Moran’s deputy in his last season in charge of the Falty Park side was Davy Cummins, who then stepped up to the top job this season. Cummins admitted that his side was just outclassed on Sunday.

“I’m just so proud of the lads that they turned up today,” he said. “They got to a final, which is a great achievement. We were expected to be relegated at the start of the season, but we finished seventh and we got a cup final out of it. It’s a pity the scoreline didn’t reflect the effort our lads put in but I’ve no complaints — St. Peter’s deserved to win it,” he felt.

Cummins spoke of how he didn’t look for this gig, and that it took the club some time to settle this year, so much so that they were cast adrift in the “bottom half” after the league split.

“I was a reluctant manager, I didn’t really want to take the job. I was number two under Padraic Moran last year so in the end I did help them out,” he revealed.

“It took us five or six games to know our best players and formation but we got there. We were definitely the form side in the second half of the season. People can put that down to the league being split and Moore going into the bottom six, but we can only beat what was in front of us.

Speaking about the game, Cummins ruefully reflected on a couple of key absentees.
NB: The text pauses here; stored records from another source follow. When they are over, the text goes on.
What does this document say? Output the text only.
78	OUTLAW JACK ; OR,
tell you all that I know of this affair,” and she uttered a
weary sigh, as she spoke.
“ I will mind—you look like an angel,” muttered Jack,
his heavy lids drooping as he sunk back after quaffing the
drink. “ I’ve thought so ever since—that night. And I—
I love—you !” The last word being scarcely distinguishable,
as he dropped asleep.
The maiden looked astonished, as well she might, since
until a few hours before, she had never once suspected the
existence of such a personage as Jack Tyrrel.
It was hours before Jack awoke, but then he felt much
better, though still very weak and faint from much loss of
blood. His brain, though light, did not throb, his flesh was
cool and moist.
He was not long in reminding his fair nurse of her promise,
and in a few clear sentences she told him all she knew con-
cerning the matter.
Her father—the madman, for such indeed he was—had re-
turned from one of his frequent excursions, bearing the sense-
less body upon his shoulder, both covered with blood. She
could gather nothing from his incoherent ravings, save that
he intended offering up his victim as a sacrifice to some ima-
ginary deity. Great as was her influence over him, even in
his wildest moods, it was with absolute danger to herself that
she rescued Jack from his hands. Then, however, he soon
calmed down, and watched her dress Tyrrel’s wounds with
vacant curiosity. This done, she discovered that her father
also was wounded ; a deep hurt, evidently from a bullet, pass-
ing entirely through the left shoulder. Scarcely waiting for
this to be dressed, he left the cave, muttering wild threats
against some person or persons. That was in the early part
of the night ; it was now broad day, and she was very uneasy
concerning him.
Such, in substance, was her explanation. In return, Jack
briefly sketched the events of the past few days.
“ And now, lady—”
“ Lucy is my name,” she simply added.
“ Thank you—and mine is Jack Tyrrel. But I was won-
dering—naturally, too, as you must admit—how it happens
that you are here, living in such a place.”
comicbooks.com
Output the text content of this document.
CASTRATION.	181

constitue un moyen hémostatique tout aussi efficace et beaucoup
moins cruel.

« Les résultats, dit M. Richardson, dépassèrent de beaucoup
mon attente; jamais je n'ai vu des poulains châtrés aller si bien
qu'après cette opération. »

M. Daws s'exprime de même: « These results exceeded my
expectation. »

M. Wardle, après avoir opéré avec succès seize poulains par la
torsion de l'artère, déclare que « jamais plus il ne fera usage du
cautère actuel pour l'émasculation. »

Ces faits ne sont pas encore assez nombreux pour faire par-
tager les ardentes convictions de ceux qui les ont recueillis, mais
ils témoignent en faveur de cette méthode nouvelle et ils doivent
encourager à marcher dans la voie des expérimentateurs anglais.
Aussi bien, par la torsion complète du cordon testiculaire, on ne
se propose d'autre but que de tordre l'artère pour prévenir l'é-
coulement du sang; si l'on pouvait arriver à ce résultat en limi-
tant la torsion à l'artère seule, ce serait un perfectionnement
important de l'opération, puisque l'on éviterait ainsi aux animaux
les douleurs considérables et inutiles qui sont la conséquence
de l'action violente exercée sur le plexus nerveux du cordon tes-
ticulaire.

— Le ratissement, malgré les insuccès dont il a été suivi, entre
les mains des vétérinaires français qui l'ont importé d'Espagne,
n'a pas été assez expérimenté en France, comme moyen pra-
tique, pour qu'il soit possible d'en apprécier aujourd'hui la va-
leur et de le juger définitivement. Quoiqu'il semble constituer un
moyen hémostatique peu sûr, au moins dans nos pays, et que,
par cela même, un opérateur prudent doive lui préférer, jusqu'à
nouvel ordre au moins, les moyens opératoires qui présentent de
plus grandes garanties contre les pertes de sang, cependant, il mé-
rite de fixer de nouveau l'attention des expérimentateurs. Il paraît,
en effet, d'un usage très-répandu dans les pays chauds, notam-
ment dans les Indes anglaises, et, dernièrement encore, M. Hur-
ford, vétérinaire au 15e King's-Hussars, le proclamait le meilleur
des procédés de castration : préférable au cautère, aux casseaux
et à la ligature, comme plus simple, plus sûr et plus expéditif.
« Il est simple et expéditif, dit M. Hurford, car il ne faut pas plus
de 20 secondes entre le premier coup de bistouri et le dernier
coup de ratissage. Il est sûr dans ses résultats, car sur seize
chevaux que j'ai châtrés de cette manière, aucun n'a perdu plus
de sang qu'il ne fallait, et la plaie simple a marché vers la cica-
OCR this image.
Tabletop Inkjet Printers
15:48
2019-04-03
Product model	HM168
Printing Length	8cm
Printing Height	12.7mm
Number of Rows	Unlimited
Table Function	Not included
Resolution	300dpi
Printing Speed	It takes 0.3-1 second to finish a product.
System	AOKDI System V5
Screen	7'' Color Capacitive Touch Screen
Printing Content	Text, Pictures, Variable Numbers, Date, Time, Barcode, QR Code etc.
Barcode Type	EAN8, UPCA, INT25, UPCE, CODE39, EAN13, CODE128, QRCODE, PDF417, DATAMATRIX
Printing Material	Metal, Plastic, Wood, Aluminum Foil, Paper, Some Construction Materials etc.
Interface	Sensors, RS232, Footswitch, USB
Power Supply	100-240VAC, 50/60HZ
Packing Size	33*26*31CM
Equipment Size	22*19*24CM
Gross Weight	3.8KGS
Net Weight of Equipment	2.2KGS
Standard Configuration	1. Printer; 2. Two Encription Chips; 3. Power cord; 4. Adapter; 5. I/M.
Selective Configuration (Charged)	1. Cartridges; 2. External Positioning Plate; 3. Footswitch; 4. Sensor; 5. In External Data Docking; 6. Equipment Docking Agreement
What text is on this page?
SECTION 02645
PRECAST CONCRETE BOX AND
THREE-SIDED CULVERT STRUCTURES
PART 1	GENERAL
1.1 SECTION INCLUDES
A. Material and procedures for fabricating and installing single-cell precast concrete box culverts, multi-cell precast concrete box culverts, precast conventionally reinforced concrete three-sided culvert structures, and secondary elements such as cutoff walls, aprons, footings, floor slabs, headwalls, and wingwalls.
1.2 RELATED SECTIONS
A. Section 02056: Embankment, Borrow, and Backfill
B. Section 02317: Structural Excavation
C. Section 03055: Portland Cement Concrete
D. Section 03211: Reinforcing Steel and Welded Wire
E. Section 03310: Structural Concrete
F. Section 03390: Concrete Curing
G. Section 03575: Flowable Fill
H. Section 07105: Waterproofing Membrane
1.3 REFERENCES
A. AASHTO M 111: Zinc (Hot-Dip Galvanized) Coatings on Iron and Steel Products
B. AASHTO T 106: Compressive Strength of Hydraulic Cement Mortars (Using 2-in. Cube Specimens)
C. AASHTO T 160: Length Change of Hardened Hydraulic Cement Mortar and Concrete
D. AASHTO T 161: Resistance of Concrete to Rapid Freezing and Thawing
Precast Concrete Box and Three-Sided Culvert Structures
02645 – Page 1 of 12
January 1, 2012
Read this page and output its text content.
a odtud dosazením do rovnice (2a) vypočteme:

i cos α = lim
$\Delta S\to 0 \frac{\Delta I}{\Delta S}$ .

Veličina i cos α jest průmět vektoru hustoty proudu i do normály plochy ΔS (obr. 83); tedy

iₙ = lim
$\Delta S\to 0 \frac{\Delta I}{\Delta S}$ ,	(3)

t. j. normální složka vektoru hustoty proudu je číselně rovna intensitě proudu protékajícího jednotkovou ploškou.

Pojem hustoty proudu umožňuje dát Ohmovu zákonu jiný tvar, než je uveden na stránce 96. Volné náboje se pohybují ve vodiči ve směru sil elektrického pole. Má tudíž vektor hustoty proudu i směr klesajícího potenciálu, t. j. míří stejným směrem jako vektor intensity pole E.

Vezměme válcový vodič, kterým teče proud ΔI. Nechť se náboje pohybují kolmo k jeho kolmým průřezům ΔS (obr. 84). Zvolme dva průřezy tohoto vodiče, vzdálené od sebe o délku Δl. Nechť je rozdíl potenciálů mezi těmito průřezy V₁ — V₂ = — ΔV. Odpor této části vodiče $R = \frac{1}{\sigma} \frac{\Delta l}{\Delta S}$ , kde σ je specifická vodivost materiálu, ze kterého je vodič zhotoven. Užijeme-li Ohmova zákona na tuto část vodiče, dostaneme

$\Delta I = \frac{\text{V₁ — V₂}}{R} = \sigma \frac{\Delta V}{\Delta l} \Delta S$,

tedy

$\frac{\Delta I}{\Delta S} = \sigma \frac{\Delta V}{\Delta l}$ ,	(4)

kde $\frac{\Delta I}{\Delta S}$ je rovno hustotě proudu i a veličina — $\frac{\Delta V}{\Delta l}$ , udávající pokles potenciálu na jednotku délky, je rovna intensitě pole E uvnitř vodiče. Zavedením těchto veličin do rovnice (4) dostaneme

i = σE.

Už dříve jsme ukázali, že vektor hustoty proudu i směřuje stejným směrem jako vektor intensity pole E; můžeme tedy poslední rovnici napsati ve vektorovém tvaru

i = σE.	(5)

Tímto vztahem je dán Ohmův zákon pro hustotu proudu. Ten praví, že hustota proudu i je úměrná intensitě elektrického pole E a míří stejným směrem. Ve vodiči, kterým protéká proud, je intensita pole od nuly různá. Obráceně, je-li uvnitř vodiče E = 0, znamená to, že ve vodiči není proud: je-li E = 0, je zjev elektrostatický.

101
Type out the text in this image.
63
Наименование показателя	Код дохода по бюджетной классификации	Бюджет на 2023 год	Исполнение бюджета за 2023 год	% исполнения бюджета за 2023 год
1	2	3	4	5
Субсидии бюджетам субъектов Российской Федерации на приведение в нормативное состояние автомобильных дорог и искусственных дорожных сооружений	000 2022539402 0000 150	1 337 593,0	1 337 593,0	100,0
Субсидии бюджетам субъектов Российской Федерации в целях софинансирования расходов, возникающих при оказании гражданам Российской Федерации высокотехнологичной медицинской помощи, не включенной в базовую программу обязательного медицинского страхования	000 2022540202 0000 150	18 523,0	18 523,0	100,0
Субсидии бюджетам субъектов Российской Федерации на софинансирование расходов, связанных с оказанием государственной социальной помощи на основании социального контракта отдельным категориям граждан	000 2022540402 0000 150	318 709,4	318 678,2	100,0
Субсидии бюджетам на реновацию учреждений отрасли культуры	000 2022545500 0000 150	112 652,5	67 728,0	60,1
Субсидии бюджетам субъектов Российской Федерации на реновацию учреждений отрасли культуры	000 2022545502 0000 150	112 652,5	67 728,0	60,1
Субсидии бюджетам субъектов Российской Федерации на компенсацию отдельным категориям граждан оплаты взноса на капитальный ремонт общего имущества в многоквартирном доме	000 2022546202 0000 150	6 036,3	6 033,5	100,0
“Unfortunately, we missed two stalwarts today in Paul Kelly and Ronan Keogh, and we had to bring in young lads instead and that made a huge difference today. We tried to frustrate them and hold them off but once they got one, then they got two, so it gets harder and harder.

“I knew we were playing a very good side. The two Moran brothers are personal friends, I work with Padraig. I knew his team would be coached within an inch of their lives, and they were,” he concluded.